A princípio,
tudo se nos afigura muito árduo, e com razão, porque é guerra contra
nós mesmos. Mas começando a trabalhar, Deus opera tanto na alma e lhe faz tais
favores, que ela acha pouco tudo quanto se pode fazer nesta vida.
(...) Tudo,
ou ao menos quase tudo, depende do esquecimento de nós mesmas e de
nossas comidades. Quem deveras começa a servir ao Senhor, o mínimo que Lhe pode
oferecer é a vida, depois de Lhe ter dado a vontade. Que há de temer?
(...)
Aprendamos a contradizer em tudo a nossa vontade própria. Se empregardes nisto
toda diligência, a pouco e pouco estareis no cume sem saber como.
Parece demasiada exigência dizer que não tenhamos satisfação em coisa alguma!

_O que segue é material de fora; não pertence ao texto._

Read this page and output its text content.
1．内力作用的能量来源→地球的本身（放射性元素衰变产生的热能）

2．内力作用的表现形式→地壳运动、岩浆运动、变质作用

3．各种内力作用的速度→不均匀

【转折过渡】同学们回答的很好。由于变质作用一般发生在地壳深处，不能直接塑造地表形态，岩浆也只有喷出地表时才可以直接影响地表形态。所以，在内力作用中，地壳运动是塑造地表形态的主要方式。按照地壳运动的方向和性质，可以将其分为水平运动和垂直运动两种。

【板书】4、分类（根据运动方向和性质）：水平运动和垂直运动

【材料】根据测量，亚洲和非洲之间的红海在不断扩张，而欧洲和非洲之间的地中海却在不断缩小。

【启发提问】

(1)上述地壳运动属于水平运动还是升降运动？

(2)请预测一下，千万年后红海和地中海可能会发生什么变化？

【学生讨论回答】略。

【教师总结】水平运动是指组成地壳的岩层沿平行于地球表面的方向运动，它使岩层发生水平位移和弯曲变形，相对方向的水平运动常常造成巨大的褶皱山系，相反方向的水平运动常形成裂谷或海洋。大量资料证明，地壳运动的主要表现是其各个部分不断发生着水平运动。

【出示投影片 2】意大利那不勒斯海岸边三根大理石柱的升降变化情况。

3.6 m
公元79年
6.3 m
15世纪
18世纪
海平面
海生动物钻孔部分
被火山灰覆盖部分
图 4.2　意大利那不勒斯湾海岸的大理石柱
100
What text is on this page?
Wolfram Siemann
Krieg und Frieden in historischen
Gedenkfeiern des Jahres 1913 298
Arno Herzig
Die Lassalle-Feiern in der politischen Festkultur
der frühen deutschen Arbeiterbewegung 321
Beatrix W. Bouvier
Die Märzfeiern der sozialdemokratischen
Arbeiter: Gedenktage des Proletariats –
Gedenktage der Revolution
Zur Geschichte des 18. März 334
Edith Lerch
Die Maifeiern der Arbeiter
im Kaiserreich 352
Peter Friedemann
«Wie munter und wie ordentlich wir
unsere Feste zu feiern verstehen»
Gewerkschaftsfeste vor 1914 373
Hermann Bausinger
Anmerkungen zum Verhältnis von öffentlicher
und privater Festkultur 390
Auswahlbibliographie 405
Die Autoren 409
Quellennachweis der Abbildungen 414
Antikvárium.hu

É
porque não se diz a um tempo quantos prazeres e alegrias acarretam esta
contradição, e o que se ganha com ela, ainda nesta vida! Quanta segurança!
(...) Acerca
dos movimentos interiores haja muita vigilância, especialmente no que se
refere às proeminências. Deus nos livre, por Sua Paixão, de dizer ou pensar,
para deter-nos nisto: "Sou mais antiga", "tenho mais
anos", "trabalhei mais", "tratam melhor a outra". Se
surgirem tais pensamentos, atalhai-os com presteza. Demorar neles ou pô-los em
prática é peste e origem de grandes males.
(...) Onde
houver disputas de honra ou de dinheiro, crede-me, nunca progredirão
muito. Não chegareis a gozar do verdadeiro fruto da oração, ainda que tenhais
dela muitos anos de exercício - ou, para melhor dizer, de meditação - porque
oração perfeita elimina esses ressaibos.
(...)
Considere cada um em si o que tem de humildade e verá os progressos
que fez. Parece-me que ao verdadeiro humilde, ainda por primeiro movimento, não
ousará o demônio tentar em matéria de superioridades. Sagaz como é, teme o
golpe. É impossível uma alma humilde não sair com maior fortaleza e
aproveitamento na humildade quando é tentada contra ela.
Está claro,
nessa tentação ela revê sua vida passada, compara os seus pobres serviços com
os benefícios recebidos de Deus, examina seus próprios pecados e o lugar onde
merecia estar por eles. Considera também as grandezas que o Senhor realizou
aniquilando-se a Si mesmo para nos deixar exemplo de humildade. Isto faz tanto
bem à alma, que o maligno não ousa tornar à carga, para não sair com a cabeça
quebrada.
Segui este
meu conselho e não o esqueçais: para vingar-vos do demônio e
livrar-vos depressa da tentação, não vos contenteis em tirar proveito só no
interior - grande mal seria se assim não fosse - mas, também no
exterior, procurai que os irmãos se beneficiem com vossas tentações.
Assim que a
tentação vos assaltar pedi à prelada que vos mande fazer algum
serviço baixo, ou fazei-o como puderdes. Nesta matéria vive sempre estudando o
modo de dobrar vossa vontade nas coisas que vos contrariam. O Senhor
vos fará descobrir as ocasiões, e com isto durará pouco a tentação.
Deus nos livre de
pessoas, desejosas de O servir, que se lembram da própria honra! É mau
lucro.
Sta Teresa D'Avila, Caminho de Perfeição, Cap.